Ms. Whitmer’s roughly 10-minute rebuttal to the president, to be delivered from East Lansing High School, carries both potential pitfalls and the opportunity to elevate her national profile.

Members of Congress frequently give the responses — including Representative Veronica Escobar, Democrat of Texas, who will give a Spanish-language rebuttal to the president on Tuesday. But both parties have at times tapped state-level politicians for the role, which is seen as an annual proving ground for up-and-coming politicians.

Nikki Haley, then the governor of South Carolina, gave the Republican response to President Barack Obama’s speech in 2016, a year before she became Mr. Trump’s ambassador to the United Nations. Kathleen Sebelius, who once gave the Democratic response to President George W. Bush when she was governor of Kansas, was later named to Mr. Obama’s cabinet. And Stacey Abrams, a former Georgia state legislator who narrowly lost the 2018 race for governor, gave the Democratic response last year.

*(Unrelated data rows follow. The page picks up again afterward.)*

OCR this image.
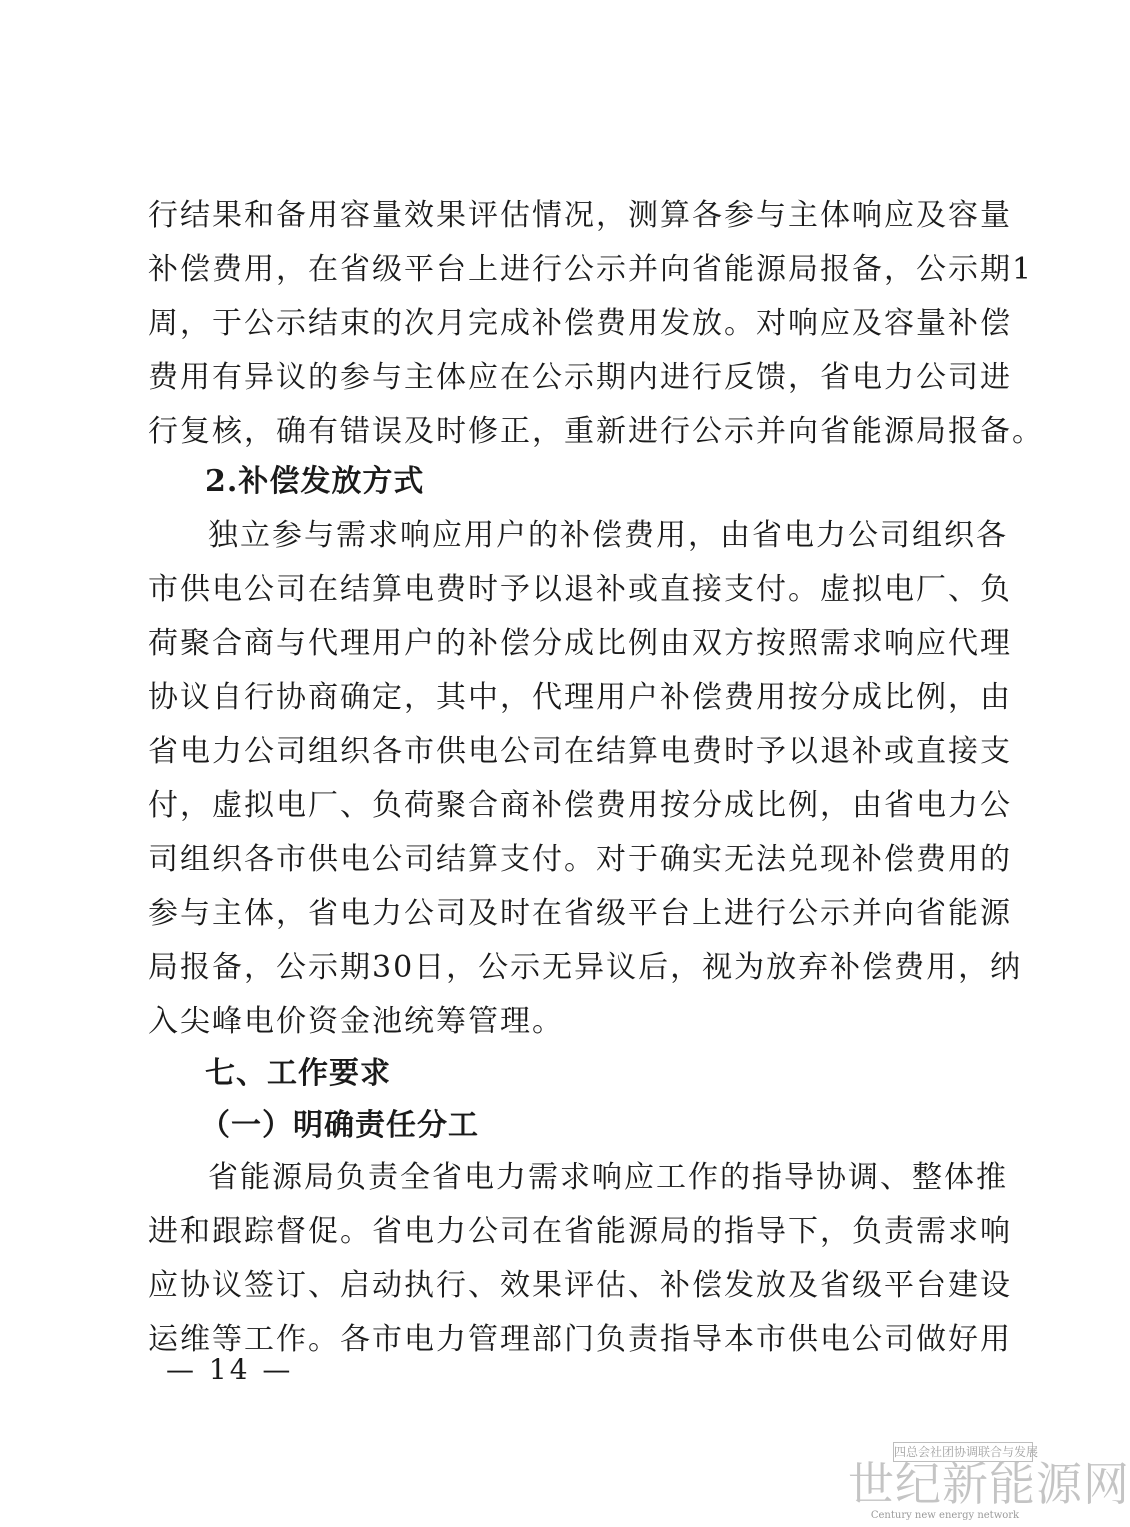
行结果和备用容量效果评估情况，测算各参与主体响应及容量
补偿费用，在省级平台上进行公示并向省能源局报备，公示期1
周，于公示结束的次月完成补偿费用发放。对响应及容量补偿
费用有异议的参与主体应在公示期内进行反馈，省电力公司进
行复核，确有错误及时修正，重新进行公示并向省能源局报备。
2.补偿发放方式
独立参与需求响应用户的补偿费用，由省电力公司组织各
市供电公司在结算电费时予以退补或直接支付。虚拟电厂、负
荷聚合商与代理用户的补偿分成比例由双方按照需求响应代理
协议自行协商确定，其中，代理用户补偿费用按分成比例，由
省电力公司组织各市供电公司在结算电费时予以退补或直接支
付，虚拟电厂、负荷聚合商补偿费用按分成比例，由省电力公
司组织各市供电公司结算支付。对于确实无法兑现补偿费用的
参与主体，省电力公司及时在省级平台上进行公示并向省能源
局报备，公示期30日，公示无异议后，视为放弃补偿费用，纳
入尖峰电价资金池统筹管理。
七、工作要求
（一）明确责任分工
省能源局负责全省电力需求响应工作的指导协调、整体推
进和跟踪督促。省电力公司在省能源局的指导下，负责需求响
应协议签订、启动执行、效果评估、补偿发放及省级平台建设
运维等工作。各市电力管理部门负责指导本市供电公司做好用
— 14 —
四总会社团协调联合与发展
世纪新能源网
Century new energy network
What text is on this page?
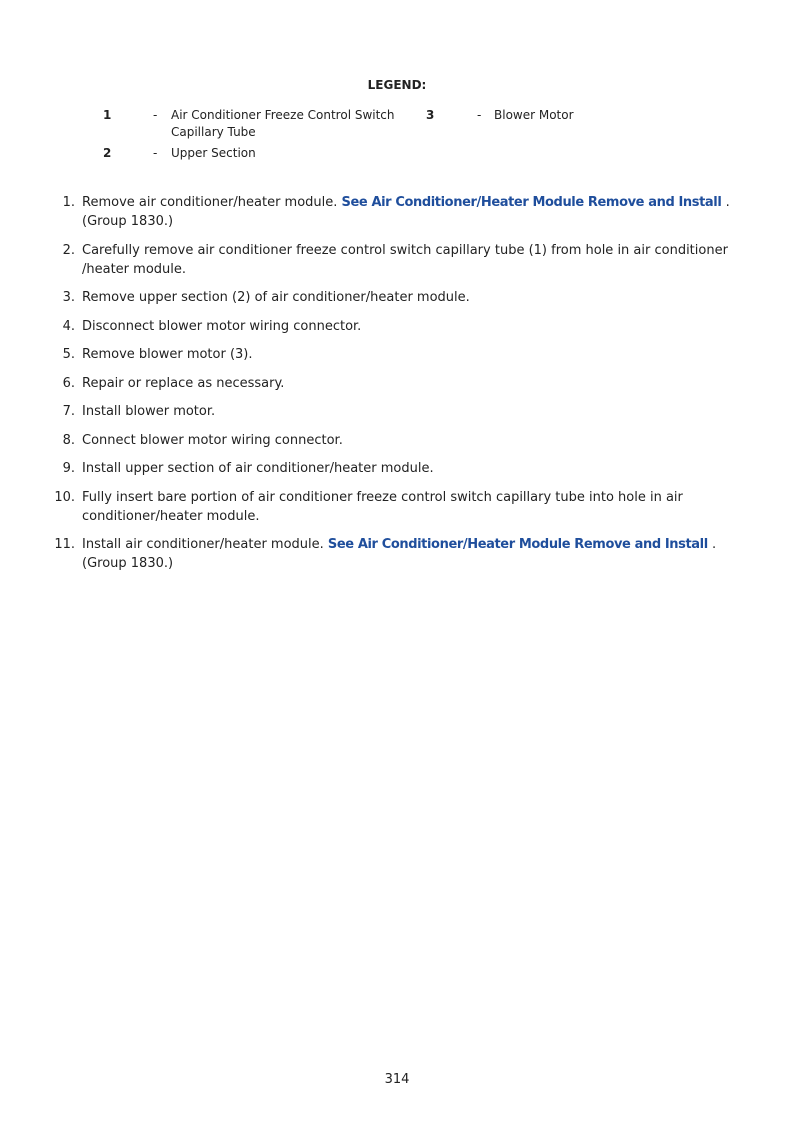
LEGEND:
1	- Air Conditioner Freeze Control Switch Capillary Tube
2	- Upper Section
3	- Blower Motor
1. Remove air conditioner/heater module. See Air Conditioner/Heater Module Remove and Install . (Group 1830.)
2. Carefully remove air conditioner freeze control switch capillary tube (1) from hole in air conditioner /heater module.
3. Remove upper section (2) of air conditioner/heater module.
4. Disconnect blower motor wiring connector.
5. Remove blower motor (3).
6. Repair or replace as necessary.
7. Install blower motor.
8. Connect blower motor wiring connector.
9. Install upper section of air conditioner/heater module.
10. Fully insert bare portion of air conditioner freeze control switch capillary tube into hole in air conditioner/heater module.
11. Install air conditioner/heater module. See Air Conditioner/Heater Module Remove and Install . (Group 1830.)
314
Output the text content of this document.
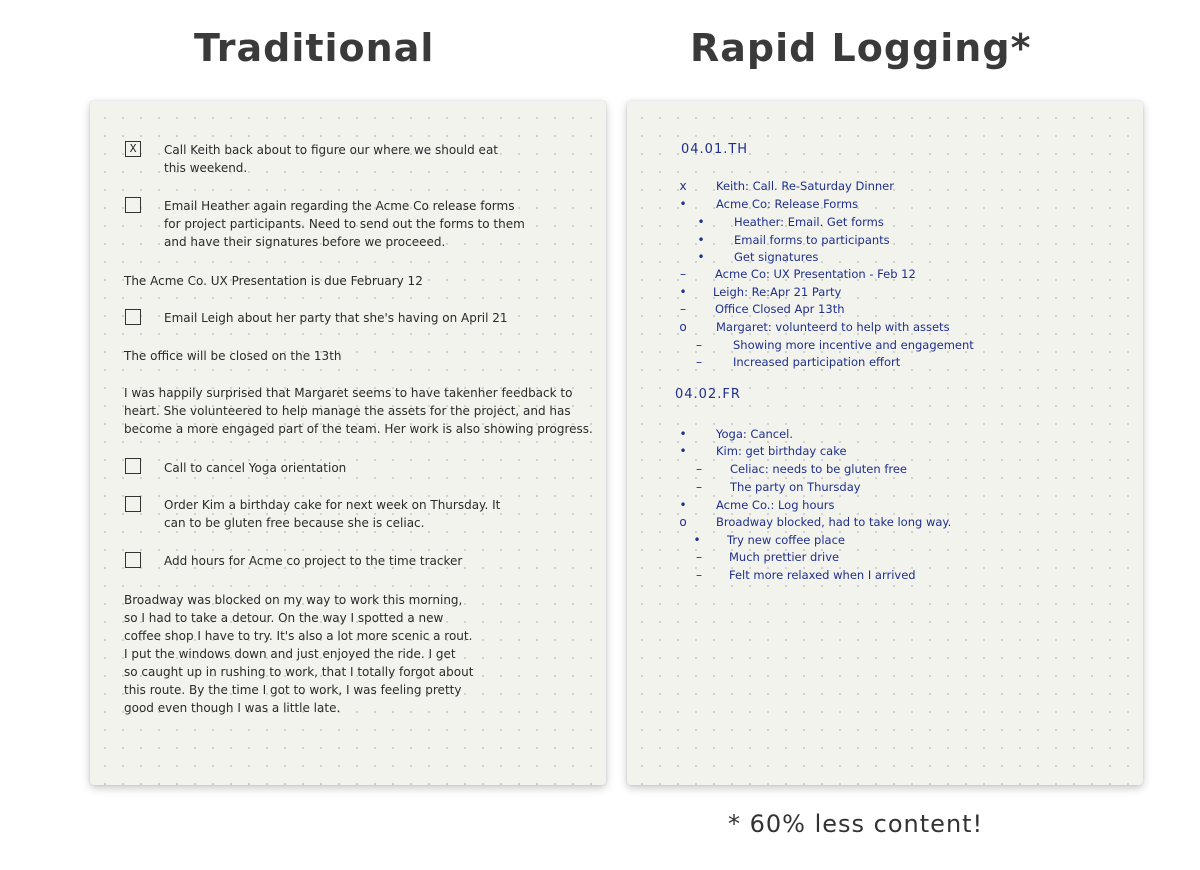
Traditional	Rapid Logging*
X	Call Keith back about to figure our where we should eat
this weekend.
Email Heather again regarding the Acme Co release forms
for project participants. Need to send out the forms to them
and have their signatures before we proceeed.
The Acme Co. UX Presentation is due February 12
Email Leigh about her party that she's having on April 21
The office will be closed on the 13th
I was happily surprised that Margaret seems to have takenher feedback to
heart. She volunteered to help manage the assets for the project, and has
become a more engaged part of the team. Her work is also showing progress.
Call to cancel Yoga orientation
Order Kim a birthday cake for next week on Thursday. It
can to be gluten free because she is celiac.
Add hours for Acme co project to the time tracker
Broadway was blocked on my way to work this morning,
so I had to take a detour. On the way I spotted a new
coffee shop I have to try. It's also a lot more scenic a rout.
I put the windows down and just enjoyed the ride. I get
so caught up in rushing to work, that I totally forgot about
this route. By the time I got to work, I was feeling pretty
good even though I was a little late.
04.01.TH
x	Keith: Call. Re-Saturday Dinner
•	Acme Co: Release Forms
•	Heather: Email. Get forms
•	Email forms to participants
•	Get signatures
–	Acme Co: UX Presentation - Feb 12
• Leigh: Re:Apr 21 Party
–	Office Closed Apr 13th
o	Margaret: volunteerd to help with assets
–	Showing more incentive and engagement
–	Increased participation effort
04.02.FR
•	Yoga: Cancel.
•	Kim: get birthday cake
– Celiac: needs to be gluten free
– The party on Thursday
•	Acme Co.: Log hours
o	Broadway blocked, had to take long way.
• Try new coffee place
– Much prettier drive
– Felt more relaxed when I arrived
* 60% less content!
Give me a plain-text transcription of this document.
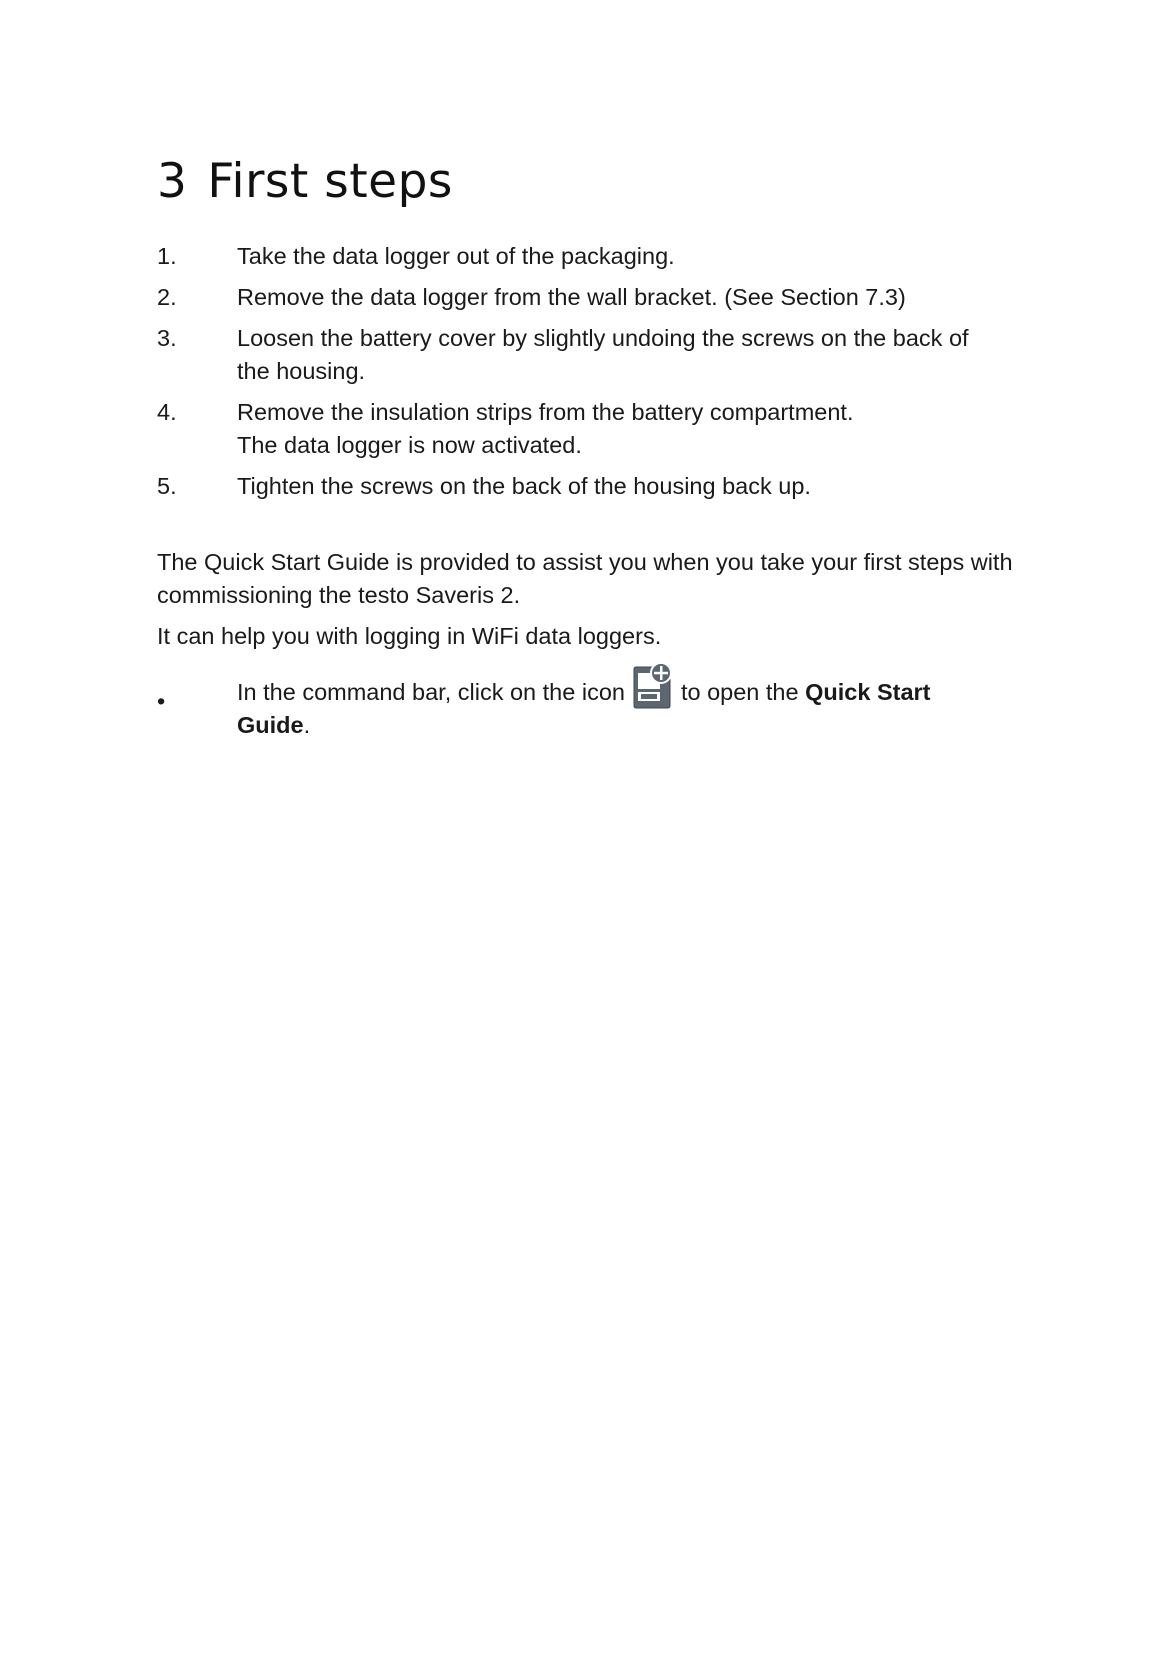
3 First steps
1.	Take the data logger out of the packaging.
2.	Remove the data logger from the wall bracket. (See Section 7.3)
3.	Loosen the battery cover by slightly undoing the screws on the back of
the housing.
4.	Remove the insulation strips from the battery compartment.
The data logger is now activated.
5.	Tighten the screws on the back of the housing back up.

The Quick Start Guide is provided to assist you when you take your first steps with commissioning the testo Saveris 2.

It can help you with logging in WiFi data loggers.

•	In the command bar, click on the icon to open the Quick Start
Guide.
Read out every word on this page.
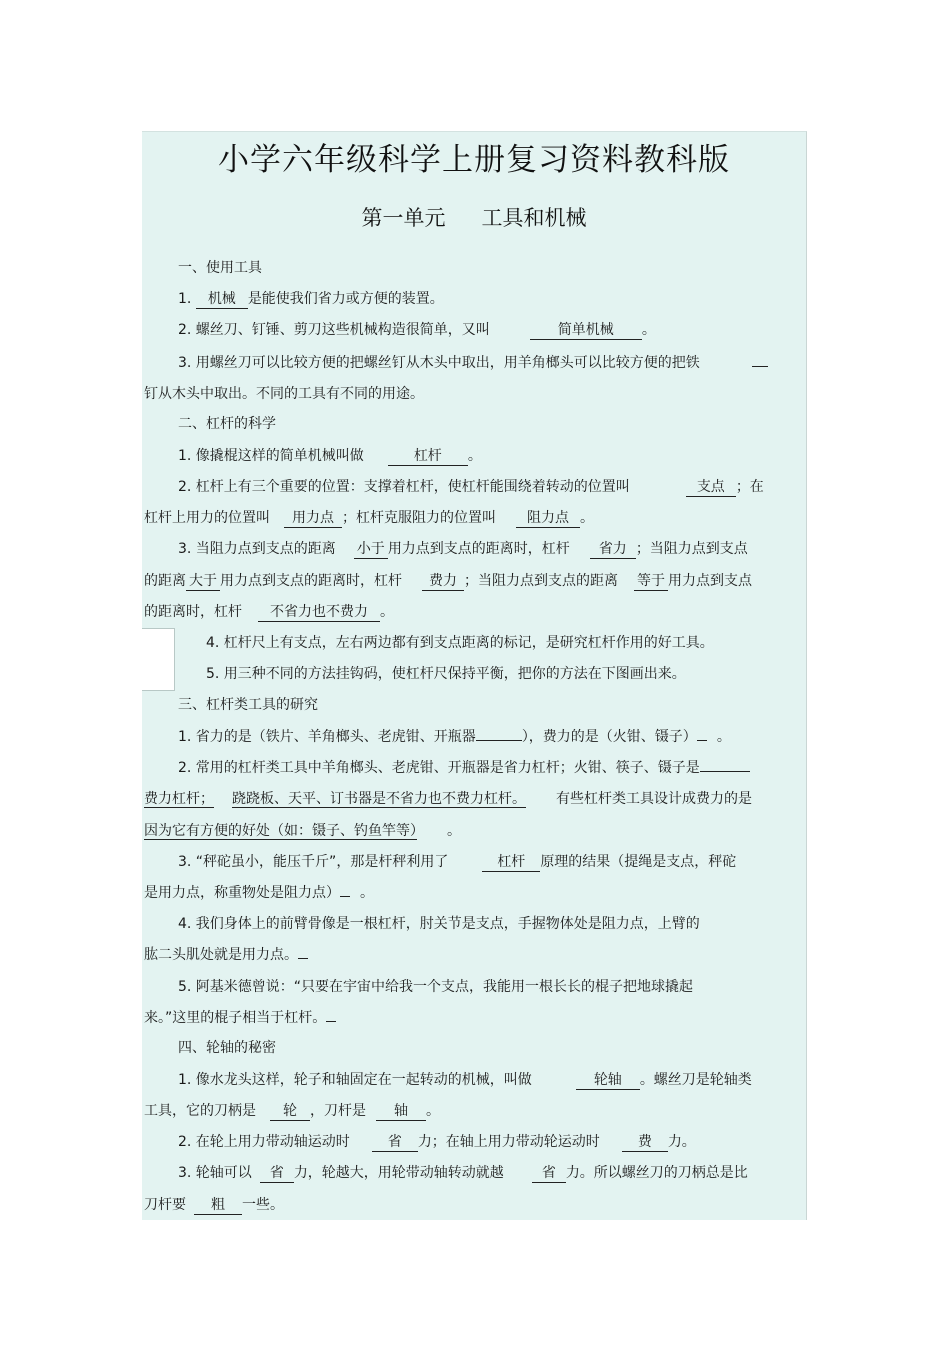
小学六年级科学上册复习资料教科版
第一单元 工具和机械
一、使用工具
1. 机械 是能使我们省力或方便的装置。
2. 螺丝刀、钉锤、剪刀这些机械构造很简单，又叫	简单机械 。
3. 用螺丝刀可以比较方便的把螺丝钉从木头中取出，用羊角榔头可以比较方便的把铁
钉从木头中取出。不同的工具有不同的用途。
二、杠杆的科学
1. 像撬棍这样的简单机械叫做	杠杆 。
2. 杠杆上有三个重要的位置：支撑着杠杆，使杠杆能围绕着转动的位置叫	支点 ；在
杠杆上用力的位置叫 用力点 ；杠杆克服阻力的位置叫 阻力点 。
3. 当阻力点到支点的距离 小于 用力点到支点的距离时，杠杆 省力 ；当阻力点到支点
的距离 大于 用力点到支点的距离时，杠杆 费力 ；当阻力点到支点的距离 等于 用力点到支点
的距离时，杠杆 不省力也不费力 。
4. 杠杆尺上有支点，左右两边都有到支点距离的标记，是研究杠杆作用的好工具。
5. 用三种不同的方法挂钩码，使杠杆尺保持平衡，把你的方法在下图画出来。
三、杠杆类工具的研究
1. 省力的是（铁片、羊角榔头、老虎钳、开瓶器	），费力的是（火钳、镊子） 。
2. 常用的杠杆类工具中羊角榔头、老虎钳、开瓶器是省力杠杆；火钳、筷子、镊子是
费力杠杆； 跷跷板、天平、订书器是不省力也不费力杠杆。 有些杠杆类工具设计成费力的是
因为它有方便的好处（如：镊子、钓鱼竿等） 。
3. “秤砣虽小，能压千斤”，那是杆秤利用了	杠杆 原理的结果（提绳是支点，秤砣
是用力点，称重物处是阻力点） 。
4. 我们身体上的前臂骨像是一根杠杆，肘关节是支点，手握物体处是阻力点，上臂的
肱二头肌处就是用力点。
5. 阿基米德曾说：“只要在宇宙中给我一个支点，我能用一根长长的棍子把地球撬起
来。”这里的棍子相当于杠杆。
四、轮轴的秘密
1. 像水龙头这样，轮子和轴固定在一起转动的机械，叫做	轮轴 。螺丝刀是轮轴类
工具，它的刀柄是 轮 ，刀杆是 轴 。
2. 在轮上用力带动轴运动时	省 力；在轴上用力带动轮运动时	费 力。
3. 轮轴可以 省 力，轮越大，用轮带动轴转动就越	省 力。所以螺丝刀的刀柄总是比
刀杆要 粗 一些。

But missteps in the speech can become a punchline for years, as Senator Marco Rubio of Florida learned when he reached for a sip of water during his 2013 response. And Ms. Whitmer’s speech comes at an especially fraught time, with an election looming, an impeachment trial fresh in mind and a president known for riffing. Ms. Whitmer said she was still considering having different pieces of material prepared for her speech, with the option of adding or subtracting based on what Mr. Trump says.